I have found that even though the pfSense & opnSense UIs are different, I do find myself being able to understand the options on OpnSense much quicker than in IPFire. I am also finding that I need to read up a lot on how to do basic things like VLANs and OpenVPN on IPFire because I do not have experience with it in IPFire.

plus --- The *sense UI is a whole lot more modern than the IPFire UI for sure.

[security_geek]

2. See https://github.com/opnsense/update#opnsense-bootstrap -- installing FreeBSD 12.1 ZFS and installing OPNsense afterwards. You can even drop the preconfigured config to /conf/config.xml so it'll bootstrap right into the final config. It's not a super-tedious procedure.
Cheers,
Franco

Awesome, glad I found this...going to do this later while I get my test system up and running for the migration!

[Inxsible]

Just an update...

I set up OPNsense in a VM on Proxmox and created all the Interfaces, VLANs, Firewall Rules, NAT rules, a long list of Host Overrides, VPN client etc in about a couple of hours.

The 2 things left are :

• Let's Encrypt certs via the acme package -- plan to do this only after the actual deployment to the bare metal
• OpenVPN server setup

So all in all a pretty easy migration from pfSense to OPNsense. The only thing that I am still trying to understand is the UPS configuration. I installed os-nut package but the nut-daemon keeps failing. pfSense only required the hostname of my networked UPS with the SNMP driver. I selected the SNMP driver option in OPNsense and tried with the hostname and even the IP address of my UPS, but no dice yet.
 
@ security_geek, I think your migration from pfSense would also be easy. And you are right, the closing of the source is what made me look elsewhere in OPNsense and IPFire. I am not against people making money off their skills (software developmen in this case).

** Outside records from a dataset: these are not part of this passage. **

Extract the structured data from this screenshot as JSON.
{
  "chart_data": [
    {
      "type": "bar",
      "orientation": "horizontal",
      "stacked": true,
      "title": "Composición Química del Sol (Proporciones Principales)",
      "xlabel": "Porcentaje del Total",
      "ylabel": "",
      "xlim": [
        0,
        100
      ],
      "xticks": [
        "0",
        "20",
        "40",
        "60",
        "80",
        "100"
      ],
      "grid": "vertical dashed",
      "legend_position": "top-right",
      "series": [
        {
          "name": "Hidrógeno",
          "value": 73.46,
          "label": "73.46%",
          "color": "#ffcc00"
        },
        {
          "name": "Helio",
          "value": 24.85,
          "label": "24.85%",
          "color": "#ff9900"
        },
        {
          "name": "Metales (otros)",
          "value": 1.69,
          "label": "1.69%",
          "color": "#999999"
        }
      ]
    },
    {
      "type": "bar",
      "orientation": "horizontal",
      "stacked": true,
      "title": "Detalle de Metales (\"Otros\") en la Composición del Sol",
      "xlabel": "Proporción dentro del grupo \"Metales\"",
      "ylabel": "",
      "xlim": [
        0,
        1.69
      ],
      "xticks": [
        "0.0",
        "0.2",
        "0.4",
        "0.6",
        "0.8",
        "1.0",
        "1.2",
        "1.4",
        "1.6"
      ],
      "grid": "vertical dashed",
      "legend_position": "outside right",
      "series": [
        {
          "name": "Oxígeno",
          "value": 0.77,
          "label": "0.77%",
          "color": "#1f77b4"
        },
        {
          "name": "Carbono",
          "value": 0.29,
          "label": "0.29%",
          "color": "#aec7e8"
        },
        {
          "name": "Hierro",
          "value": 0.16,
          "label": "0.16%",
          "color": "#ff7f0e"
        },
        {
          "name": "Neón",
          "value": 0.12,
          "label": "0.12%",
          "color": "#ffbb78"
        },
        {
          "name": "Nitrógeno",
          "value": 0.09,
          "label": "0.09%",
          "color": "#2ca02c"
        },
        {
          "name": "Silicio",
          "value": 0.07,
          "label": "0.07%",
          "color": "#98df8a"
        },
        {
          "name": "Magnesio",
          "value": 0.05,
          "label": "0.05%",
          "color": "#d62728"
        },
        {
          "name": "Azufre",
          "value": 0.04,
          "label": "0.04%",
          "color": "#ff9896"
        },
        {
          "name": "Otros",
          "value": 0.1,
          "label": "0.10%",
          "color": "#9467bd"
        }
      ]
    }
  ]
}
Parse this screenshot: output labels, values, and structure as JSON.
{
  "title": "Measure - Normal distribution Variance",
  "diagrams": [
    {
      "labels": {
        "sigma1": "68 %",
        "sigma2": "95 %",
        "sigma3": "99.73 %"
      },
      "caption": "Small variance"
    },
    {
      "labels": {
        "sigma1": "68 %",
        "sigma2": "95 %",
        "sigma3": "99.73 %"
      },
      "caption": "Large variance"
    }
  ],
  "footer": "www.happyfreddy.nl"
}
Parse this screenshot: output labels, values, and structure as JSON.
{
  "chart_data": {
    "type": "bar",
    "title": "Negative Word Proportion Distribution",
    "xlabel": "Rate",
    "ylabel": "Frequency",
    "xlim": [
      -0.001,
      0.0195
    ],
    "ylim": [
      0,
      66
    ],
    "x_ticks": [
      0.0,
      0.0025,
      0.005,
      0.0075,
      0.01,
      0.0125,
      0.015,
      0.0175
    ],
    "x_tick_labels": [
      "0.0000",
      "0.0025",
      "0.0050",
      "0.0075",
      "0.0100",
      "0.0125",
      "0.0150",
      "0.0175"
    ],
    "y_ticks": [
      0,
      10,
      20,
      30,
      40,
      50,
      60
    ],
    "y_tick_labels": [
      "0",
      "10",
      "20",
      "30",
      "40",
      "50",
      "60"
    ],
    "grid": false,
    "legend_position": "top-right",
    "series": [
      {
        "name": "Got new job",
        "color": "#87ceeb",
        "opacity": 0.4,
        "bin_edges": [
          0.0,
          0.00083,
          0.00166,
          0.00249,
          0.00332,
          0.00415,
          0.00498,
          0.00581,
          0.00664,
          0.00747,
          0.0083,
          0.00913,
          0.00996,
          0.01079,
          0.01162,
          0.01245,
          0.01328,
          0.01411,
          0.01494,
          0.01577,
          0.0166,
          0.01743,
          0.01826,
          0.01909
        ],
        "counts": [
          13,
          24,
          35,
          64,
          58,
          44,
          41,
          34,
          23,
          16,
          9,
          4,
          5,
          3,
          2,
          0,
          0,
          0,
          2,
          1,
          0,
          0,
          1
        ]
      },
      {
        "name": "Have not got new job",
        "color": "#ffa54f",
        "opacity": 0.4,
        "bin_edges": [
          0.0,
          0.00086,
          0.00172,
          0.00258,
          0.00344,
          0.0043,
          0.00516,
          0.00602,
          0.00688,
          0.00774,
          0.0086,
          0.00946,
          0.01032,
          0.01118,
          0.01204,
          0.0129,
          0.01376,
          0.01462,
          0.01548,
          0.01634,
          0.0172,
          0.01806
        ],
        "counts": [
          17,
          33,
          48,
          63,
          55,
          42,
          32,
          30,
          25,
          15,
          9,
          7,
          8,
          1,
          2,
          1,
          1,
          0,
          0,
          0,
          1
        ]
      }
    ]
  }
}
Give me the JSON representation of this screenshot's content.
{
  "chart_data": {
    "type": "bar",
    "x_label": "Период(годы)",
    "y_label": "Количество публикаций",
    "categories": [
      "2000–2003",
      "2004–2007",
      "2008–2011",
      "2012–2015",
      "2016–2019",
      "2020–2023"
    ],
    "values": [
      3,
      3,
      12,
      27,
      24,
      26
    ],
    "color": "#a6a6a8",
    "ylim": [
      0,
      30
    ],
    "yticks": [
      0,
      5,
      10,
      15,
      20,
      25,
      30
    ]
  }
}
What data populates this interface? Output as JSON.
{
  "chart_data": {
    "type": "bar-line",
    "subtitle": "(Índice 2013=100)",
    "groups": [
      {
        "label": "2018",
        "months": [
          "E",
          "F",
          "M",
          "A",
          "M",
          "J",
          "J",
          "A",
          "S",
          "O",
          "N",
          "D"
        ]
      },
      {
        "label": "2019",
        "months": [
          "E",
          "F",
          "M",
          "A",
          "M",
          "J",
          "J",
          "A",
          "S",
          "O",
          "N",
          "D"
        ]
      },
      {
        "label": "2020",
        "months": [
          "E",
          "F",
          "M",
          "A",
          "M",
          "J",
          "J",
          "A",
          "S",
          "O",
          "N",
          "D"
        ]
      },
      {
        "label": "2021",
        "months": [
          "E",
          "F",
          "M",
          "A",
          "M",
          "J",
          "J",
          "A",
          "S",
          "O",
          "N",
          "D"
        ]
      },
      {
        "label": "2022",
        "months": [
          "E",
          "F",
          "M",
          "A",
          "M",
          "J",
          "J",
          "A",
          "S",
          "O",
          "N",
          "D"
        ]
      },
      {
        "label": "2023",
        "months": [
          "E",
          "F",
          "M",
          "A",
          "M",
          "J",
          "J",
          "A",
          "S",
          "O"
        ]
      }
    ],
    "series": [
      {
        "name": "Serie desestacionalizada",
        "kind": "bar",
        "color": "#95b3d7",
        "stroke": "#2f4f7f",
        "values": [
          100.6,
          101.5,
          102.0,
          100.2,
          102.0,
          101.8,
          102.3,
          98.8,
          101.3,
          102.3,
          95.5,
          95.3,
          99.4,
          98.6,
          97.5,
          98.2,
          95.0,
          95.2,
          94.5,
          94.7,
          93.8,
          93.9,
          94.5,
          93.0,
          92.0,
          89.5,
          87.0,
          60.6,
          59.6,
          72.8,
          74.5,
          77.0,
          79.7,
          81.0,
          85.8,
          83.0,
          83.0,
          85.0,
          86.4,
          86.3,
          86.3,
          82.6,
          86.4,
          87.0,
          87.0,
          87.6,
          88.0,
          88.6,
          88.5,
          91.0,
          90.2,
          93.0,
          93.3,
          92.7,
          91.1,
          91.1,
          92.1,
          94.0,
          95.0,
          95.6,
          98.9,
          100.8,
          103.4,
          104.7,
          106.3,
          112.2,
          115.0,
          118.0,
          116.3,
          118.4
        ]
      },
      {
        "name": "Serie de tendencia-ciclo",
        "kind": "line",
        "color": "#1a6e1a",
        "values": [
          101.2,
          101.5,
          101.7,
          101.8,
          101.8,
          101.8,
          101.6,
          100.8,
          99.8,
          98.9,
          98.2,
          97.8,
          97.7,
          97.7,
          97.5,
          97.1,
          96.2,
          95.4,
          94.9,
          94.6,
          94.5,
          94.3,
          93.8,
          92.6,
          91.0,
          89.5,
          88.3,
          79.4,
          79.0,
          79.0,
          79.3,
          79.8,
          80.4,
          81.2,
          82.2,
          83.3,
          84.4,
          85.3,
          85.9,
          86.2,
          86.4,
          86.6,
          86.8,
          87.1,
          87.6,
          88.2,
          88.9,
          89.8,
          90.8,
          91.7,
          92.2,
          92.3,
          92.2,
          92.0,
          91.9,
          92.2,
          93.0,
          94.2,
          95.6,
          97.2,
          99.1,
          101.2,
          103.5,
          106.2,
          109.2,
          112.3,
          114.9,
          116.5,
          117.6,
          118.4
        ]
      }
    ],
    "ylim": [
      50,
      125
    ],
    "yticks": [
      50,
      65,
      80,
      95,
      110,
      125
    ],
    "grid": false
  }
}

Finally -- I think I am going to go with OPNsense over IPFire for the following reasons:

• I also maintain the networks of a few friends and families who are not into IT. So sometimes I have to tell them over the phone to do something. So a good UI is a must. *sense has IPFire beat on this.
• VLANs etc need to be configured by editing files in IPFire as far as I understood which would be difficult for said friends of mine -- if they ever had to make a modification for whatever reason or wait for me to visit them
• Using the same software in my network as my friends allows me to quickly be able to tell them certain settings etc in case they want a few changes -- rather than me googling and guessing

[Greelan]

The 2 things left are :

...

• OpenVPN server setup

Maybe have a look at WireGuard as an alternative? It's very nice. 

[Inxsible]

The 2 things left are :

...

• OpenVPN server setup

Maybe have a look at WireGuard as an alternative? It's very nice. 

Yeah, I might look into that as well. Does OPNsense have a package that helps with Wireguard configuration?

[Patrick M. Hausen]

Yeah, I might look into that as well. Does OPNsense have a package that helps with Wireguard configuration?

OPNsense has got a WireGuard package. Works well.